Nowhere but Home, bestseller Liza Palmer’s Texan tome, is the kind of novel that sucks you in like sweet tea through a straw—the kind where a talented woman realizes her worth and starts living an authentic life. The kind you might call “chick lit,” if you want to be a jerk about it.

“Ah, ‘chick lit.’ The head-patting, oft times said with an annoyed sigh label forced onto women writers who just thought they were writing ‘books,’” says Palmer. “I think Jennifer Weiner said it best: ‘When men write about relationships and family, it's literature, but when a woman does the same thing it's dismissed as 'chick lit.' If a man writes about a family, it's like, ‘Oh, he's really writing about America.’ If a woman writes about a family, it's just assumed that she's writing about herself.’”

Palmer is writing about Queenie Wake, the daughter of small-town strumpet Brandi-Jaques, who meets an early end when gun-wielding friend Yvonne Chapman catches her in bed with her husband. As soon as she hits 18, Queenie takes off for anyplace but there, cooking in professional kitchens across the country. Over a decade later, she’s fired from a Manhattan hotel for harassing a customer over condiments—“‘Who puts ketchup on eggs?’” she seethes—and, without prospects, temporarily returns home to North Star, Texas. Tortured by her family’s reputation, living with sister Merry Carole and star quarterback nephew Cal and pining for the childhood sweetheart who took a reputable bride, Queenie takes a job cooking last meals for death row inmates that forces her to confront the past.

Capturing the society and culture of rural Texas, from intricate rivalries to the number of hours it takes to smoke a perfect brisket, is an impressive feat—especially for a fourth-generation suburban Californian. Nowhere but Home, Palmer’s fifth novel, is the first to depart California, and the move to Central Daylight Time required copious research. She spent time in Austin, at a Smithville B&B that only offered one VHS movie (Hope Floats, which was filmed in town), and hours exploring Huntsville prison’s website. “Nothing didn’t go past a couple of Texans on the way to publication,” says Palmer. “I knew that if I got anything wrong in this book, forget it: ‘That Californian, let me tell you...’ I would have been skewered.”

Heartthrob professor Hudson Bishop, a rakish Californian studying the psychology of prisoners where Queenie comes to work, is a more familiar character. “I was hoping I’m not as much of a jerk as Hudson is, but we have more similarities than I like,” says Palmer.Palmer Cover

One similarity is an interest in what makes people tick. To get inside their heads, Palmer meets her characters on their own terms. “I think you have to identify with all of them, right?” she says. “Queenie was very close to me, as far as trying to jump around from place to place.” Merry Carole is always trying to do the right thing. Queenie’s childhood sweetheart Everett is “trying to do the right thing by everybody, but he does the wrong thing by everybody,” Palmer says. “The only one I don’t identify with is Brandi-Jaques, but I don’t think I’m supposed to.” 

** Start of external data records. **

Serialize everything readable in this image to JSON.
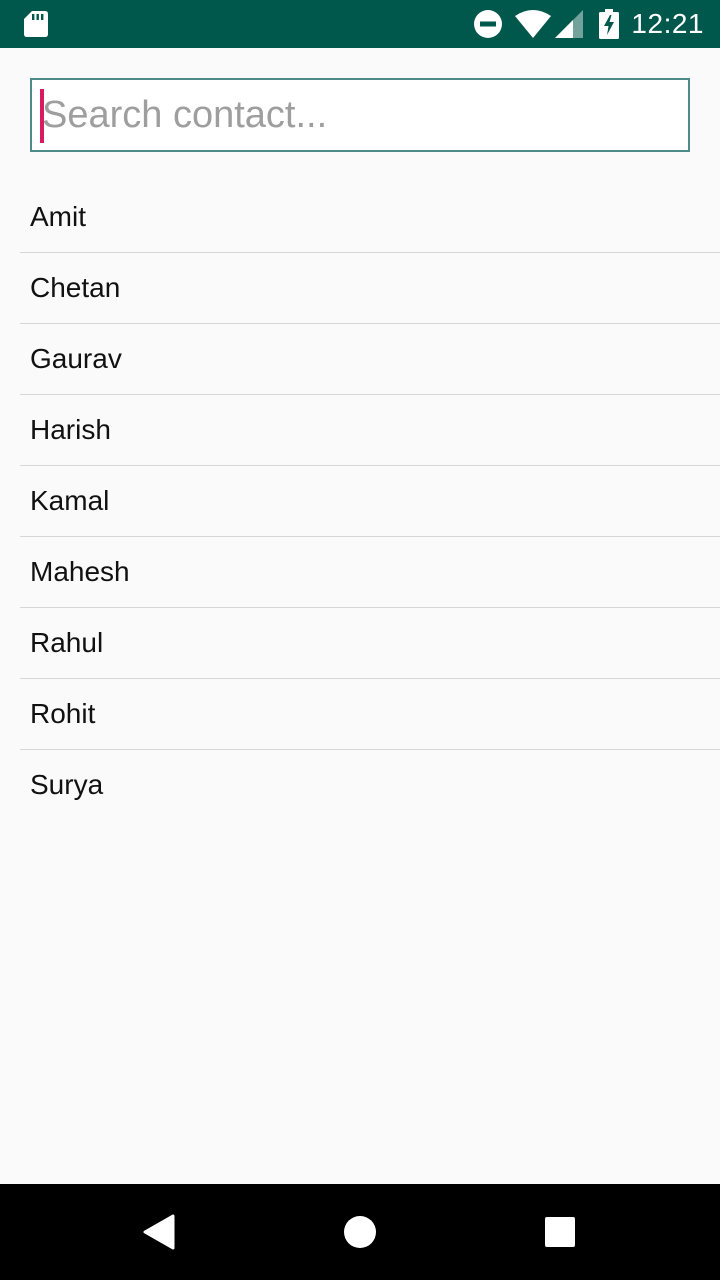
{
  "status_bar": {
    "time": "12:21",
    "icons": [
      "sd-card-icon",
      "do-not-disturb-icon",
      "wifi-icon",
      "cell-signal-icon",
      "battery-charging-icon"
    ]
  },
  "search": {
    "placeholder": "Search contact...",
    "value": ""
  },
  "contacts": [
    {
      "name": "Amit"
    },
    {
      "name": "Chetan"
    },
    {
      "name": "Gaurav"
    },
    {
      "name": "Harish"
    },
    {
      "name": "Kamal"
    },
    {
      "name": "Mahesh"
    },
    {
      "name": "Rahul"
    },
    {
      "name": "Rohit"
    },
    {
      "name": "Surya"
    }
  ],
  "nav_bar": {
    "buttons": [
      "back-icon",
      "home-icon",
      "recents-icon"
    ]
  },
  "colors": {
    "status_bar": "#00574b",
    "accent": "#d81b60",
    "search_border": "#4f8a8b",
    "background": "#fafafa"
  }
}
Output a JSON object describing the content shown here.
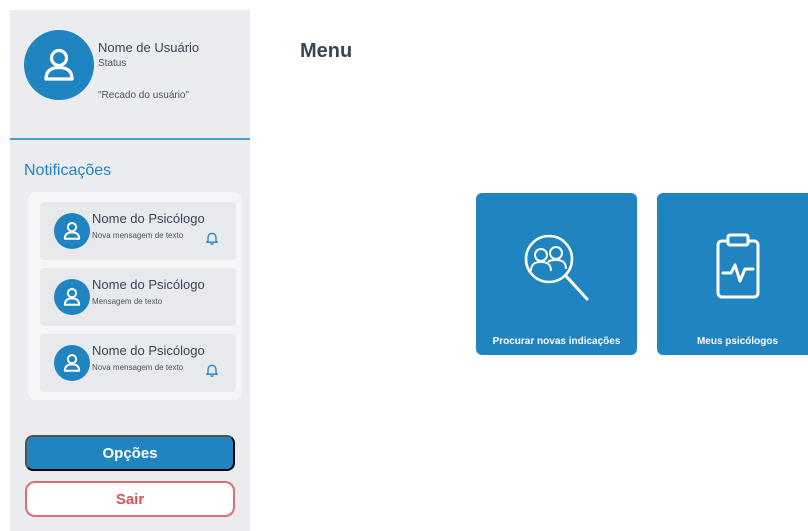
{
  "profile": {
    "user_name": "Nome de Usuário",
    "status": "Status",
    "note": "\"Recado do usuário\"",
    "avatar_icon": "user-icon"
  },
  "notifications": {
    "title": "Notificações",
    "items": [
      {
        "name": "Nome do Psicólogo",
        "message": "Nova mensagem de texto",
        "bell": true
      },
      {
        "name": "Nome do Psicólogo",
        "message": "Mensagem de texto",
        "bell": false
      },
      {
        "name": "Nome do Psicólogo",
        "message": "Nova mensagem de texto",
        "bell": true
      }
    ]
  },
  "buttons": {
    "options_label": "Opções",
    "exit_label": "Sair"
  },
  "main": {
    "title": "Menu",
    "tiles": [
      {
        "label": "Procurar novas indicações",
        "icon": "search-people-icon"
      },
      {
        "label": "Meus psicólogos",
        "icon": "clipboard-pulse-icon"
      }
    ]
  },
  "colors": {
    "primary": "#1f84bf",
    "sidebar_bg": "#ebecf0",
    "danger": "#e04f58",
    "text": "#3a4656"
  }
}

Perfecting death row dinners proves to be Queenie’s calling, and it’s only a matter of time before the big one comes up: Yvonne Chapman orders chicken fried steak with cream gravy, mashed potatoes, green beans cooked in bacon fat, one buttermilk biscuit, and a slice of pecan pie with ice cream, aka the Number One. It’s the famous dish Brandi-Jaques used to serve out of a shack–maybe the only good she ever did in her short life—and it’s up to Queenie to make the most of the opportunity to confront her mother’s killer. “That scene absolutely wrecked me,” says Palmer. “I realized that with Yvonne Chapman, the only thing she would want to know was if [Brandi-Jaques’] girls were okay, and Queenie is finally able to rid herself of the shackles that her mom chained on both of them. It was really amazing to see those characters become who they are in that moment.”

Palmer took some time to become who she is: she began writing professionally at age 33. Her first novel, Conversations With the Fat Girl, has been optioned for an HBO series. “It’s one of those careers that you feel calls you, and it’s almost like a curse at the same time. What are you doing to do? You’re going to be the one who gets to do that? Who thinks that?” says Palmer. “I think that’s one of the hardest lessons to learn: to know your own worth.”